La Turbo est la grande routière par excellence. Tout paraît facile sur la route, rouler vite, accélérer, freiner, tourner, dépasser; les montées ressemblent à des descentes, même les ralentissements ne sont plus un pensum, on est tellement bien derrière son volant, un p’tit coup de Bose et le tour est joué. L’adhérence est phénoménale sous la pluie, il faut juste veiller à l’aquaplaning à cause de la largeur des pneus et ne pas hésiter à les changer bien avant qu’ils ne soient usés à la corde, disons au 2/3 de l’usure admise. Les pneus d’été d’origine ont tenu 12 000 km malgré 2 sorties sur circuit, un record pour moi, avec l’Audi RS4 V6 biturbo je devais les changer bien avant 10 000 km, avec la Lancer c’est plutôt à 8 000 km. Une preuve supplémentaire que le châssis est très équilibré et la motricité idéalement répartie.

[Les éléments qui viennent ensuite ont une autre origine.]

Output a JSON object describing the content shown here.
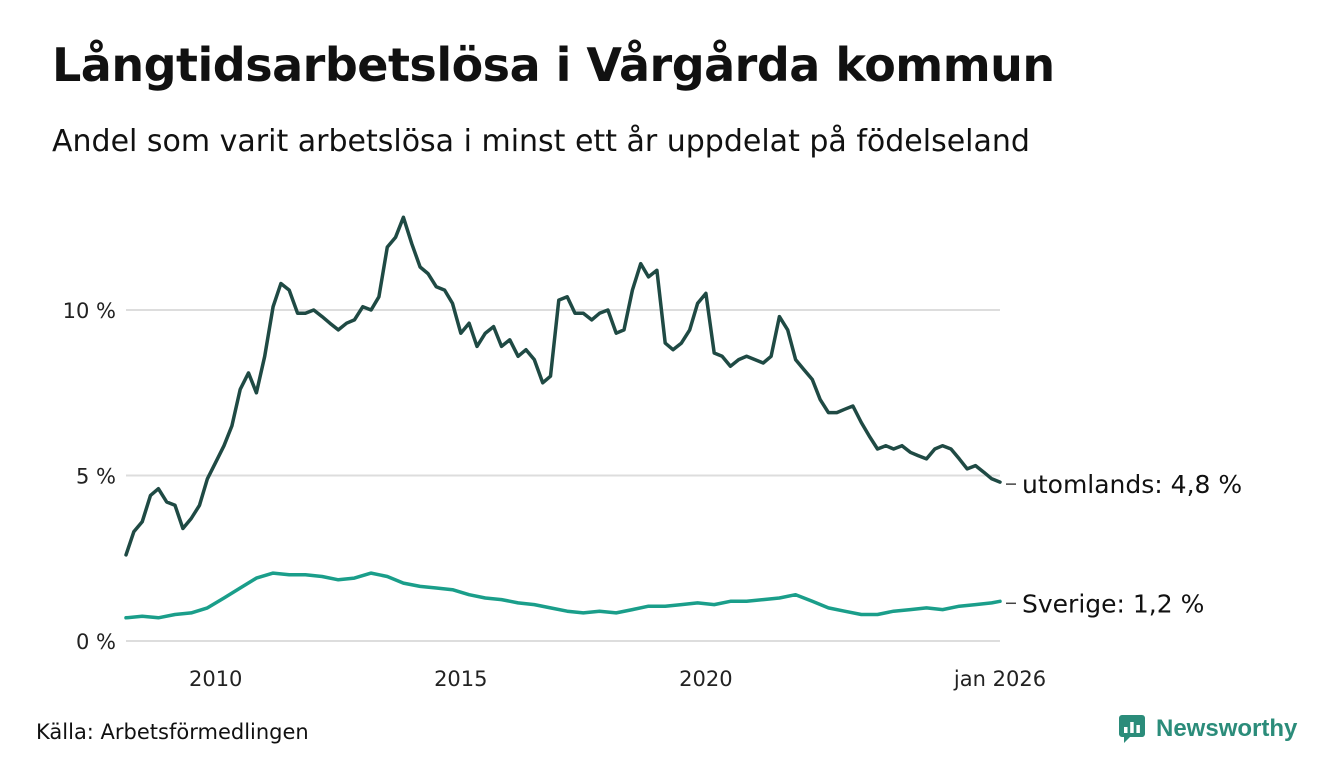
{
  "title": "Långtidsarbetslösa i Vårgårda kommun",
  "subtitle": "Andel som varit arbetslösa i minst ett år uppdelat på födelseland",
  "source": "Källa: Arbetsförmedlingen",
  "brand": {
    "name": "Newsworthy",
    "icon": "newsworthy-logo-icon",
    "color": "#2b8c7a"
  },
  "chart_data": {
    "type": "line",
    "title": "Långtidsarbetslösa i Vårgårda kommun",
    "subtitle": "Andel som varit arbetslösa i minst ett år uppdelat på födelseland",
    "xlabel": "",
    "ylabel": "",
    "xlim": [
      2008.17,
      2026.0
    ],
    "ylim": [
      0,
      13
    ],
    "grid": true,
    "y_ticks": [
      {
        "value": 0,
        "label": "0 %"
      },
      {
        "value": 5,
        "label": "5 %"
      },
      {
        "value": 10,
        "label": "10 %"
      }
    ],
    "x_ticks": [
      {
        "value": 2010,
        "label": "2010"
      },
      {
        "value": 2015,
        "label": "2015"
      },
      {
        "value": 2020,
        "label": "2020"
      },
      {
        "value": 2026,
        "label": "jan 2026"
      }
    ],
    "series": [
      {
        "name": "utomlands",
        "end_label": "utomlands: 4,8 %",
        "color": "#1f4a44",
        "x": [
          2008.17,
          2008.33,
          2008.5,
          2008.67,
          2008.83,
          2009.0,
          2009.17,
          2009.33,
          2009.5,
          2009.67,
          2009.83,
          2010.0,
          2010.17,
          2010.33,
          2010.5,
          2010.67,
          2010.83,
          2011.0,
          2011.17,
          2011.33,
          2011.5,
          2011.67,
          2011.83,
          2012.0,
          2012.17,
          2012.33,
          2012.5,
          2012.67,
          2012.83,
          2013.0,
          2013.17,
          2013.33,
          2013.5,
          2013.67,
          2013.83,
          2014.0,
          2014.17,
          2014.33,
          2014.5,
          2014.67,
          2014.83,
          2015.0,
          2015.17,
          2015.33,
          2015.5,
          2015.67,
          2015.83,
          2016.0,
          2016.17,
          2016.33,
          2016.5,
          2016.67,
          2016.83,
          2017.0,
          2017.17,
          2017.33,
          2017.5,
          2017.67,
          2017.83,
          2018.0,
          2018.17,
          2018.33,
          2018.5,
          2018.67,
          2018.83,
          2019.0,
          2019.17,
          2019.33,
          2019.5,
          2019.67,
          2019.83,
          2020.0,
          2020.17,
          2020.33,
          2020.5,
          2020.67,
          2020.83,
          2021.0,
          2021.17,
          2021.33,
          2021.5,
          2021.67,
          2021.83,
          2022.0,
          2022.17,
          2022.33,
          2022.5,
          2022.67,
          2022.83,
          2023.0,
          2023.17,
          2023.33,
          2023.5,
          2023.67,
          2023.83,
          2024.0,
          2024.17,
          2024.33,
          2024.5,
          2024.67,
          2024.83,
          2025.0,
          2025.17,
          2025.33,
          2025.5,
          2025.67,
          2025.83,
          2026.0
        ],
        "values": [
          2.6,
          3.3,
          3.6,
          4.4,
          4.6,
          4.2,
          4.1,
          3.4,
          3.7,
          4.1,
          4.9,
          5.4,
          5.9,
          6.5,
          7.6,
          8.1,
          7.5,
          8.6,
          10.1,
          10.8,
          10.6,
          9.9,
          9.9,
          10.0,
          9.8,
          9.6,
          9.4,
          9.6,
          9.7,
          10.1,
          10.0,
          10.4,
          11.9,
          12.2,
          12.8,
          12.0,
          11.3,
          11.1,
          10.7,
          10.6,
          10.2,
          9.3,
          9.6,
          8.9,
          9.3,
          9.5,
          8.9,
          9.1,
          8.6,
          8.8,
          8.5,
          7.8,
          8.0,
          10.3,
          10.4,
          9.9,
          9.9,
          9.7,
          9.9,
          10.0,
          9.3,
          9.4,
          10.6,
          11.4,
          11.0,
          11.2,
          9.0,
          8.8,
          9.0,
          9.4,
          10.2,
          10.5,
          8.7,
          8.6,
          8.3,
          8.5,
          8.6,
          8.5,
          8.4,
          8.6,
          9.8,
          9.4,
          8.5,
          8.2,
          7.9,
          7.3,
          6.9,
          6.9,
          7.0,
          7.1,
          6.6,
          6.2,
          5.8,
          5.9,
          5.8,
          5.9,
          5.7,
          5.6,
          5.5,
          5.8,
          5.9,
          5.8,
          5.5,
          5.2,
          5.3,
          5.1,
          4.9,
          4.8
        ]
      },
      {
        "name": "Sverige",
        "end_label": "Sverige: 1,2 %",
        "color": "#1a9e8a",
        "x": [
          2008.17,
          2008.5,
          2008.83,
          2009.17,
          2009.5,
          2009.83,
          2010.17,
          2010.5,
          2010.83,
          2011.17,
          2011.5,
          2011.83,
          2012.17,
          2012.5,
          2012.83,
          2013.17,
          2013.5,
          2013.83,
          2014.17,
          2014.5,
          2014.83,
          2015.17,
          2015.5,
          2015.83,
          2016.17,
          2016.5,
          2016.83,
          2017.17,
          2017.5,
          2017.83,
          2018.17,
          2018.5,
          2018.83,
          2019.17,
          2019.5,
          2019.83,
          2020.17,
          2020.5,
          2020.83,
          2021.17,
          2021.5,
          2021.83,
          2022.17,
          2022.5,
          2022.83,
          2023.17,
          2023.5,
          2023.83,
          2024.17,
          2024.5,
          2024.83,
          2025.17,
          2025.5,
          2025.83,
          2026.0
        ],
        "values": [
          0.7,
          0.75,
          0.7,
          0.8,
          0.85,
          1.0,
          1.3,
          1.6,
          1.9,
          2.05,
          2.0,
          2.0,
          1.95,
          1.85,
          1.9,
          2.05,
          1.95,
          1.75,
          1.65,
          1.6,
          1.55,
          1.4,
          1.3,
          1.25,
          1.15,
          1.1,
          1.0,
          0.9,
          0.85,
          0.9,
          0.85,
          0.95,
          1.05,
          1.05,
          1.1,
          1.15,
          1.1,
          1.2,
          1.2,
          1.25,
          1.3,
          1.4,
          1.2,
          1.0,
          0.9,
          0.8,
          0.8,
          0.9,
          0.95,
          1.0,
          0.95,
          1.05,
          1.1,
          1.15,
          1.2
        ]
      }
    ]
  }
}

Quid du circuit ? Etonnamment, on obtient de bien meilleurs chronos avec le PSM activé, qui ne freine pas l’auto mais se contente de la stabiliser. Constatation inverse pour le PASM en mode sport, où les chronos sont un peu moins bons. Le plus frappant sur circuit est l’impression de légèreté laissée par l’auto malgré ses 1 600 kg. L’absence de sous-virage permet d’accélérer plus tôt et plus fort. Les virages nous sautent littéralement au visage, ce qui laisse peu de temps entre eux pour bien se placer. Au-delà de la tenue de route, l’exploit de Porsche est d’avoir réussi à concevoir des freins qui résistent à un tel poids dans des conditions aussi difficiles. BMW mis à part, aucun autre constructeur ne lui arrive à la cheville dans ce domaine. L’arrière a tendance à décrocher dans les changements d’appui trop brusques ou lorsqu’on réaccélère trop tôt en sortie de virage, mais le PSM, le PTM et le différentiel arrière à glissement limité veillent au grain et préviennent dans une large mesure tout tête-à-queue intempestif.
Gardons la consommation pour la bonne bouche: une moyenne de12.9 l/100 km sur l’ordinateur de bord après 12 000 km, c’est vraiment incroyable, surtout que je ne suis pas du genre à rouler à l’économie, Porsche maîtrise très bien ce paramètre contrairement à d’autres constructeurs qui se croient prestigieux mais qui ne sont que prétentieux.
Voili voilou, vous me trouverez peut-être dithyrambique, c’est votre droit, mais je n’ai fait que relater la pure vérité, mâtinée il est vrai d’un brin de subjectivité.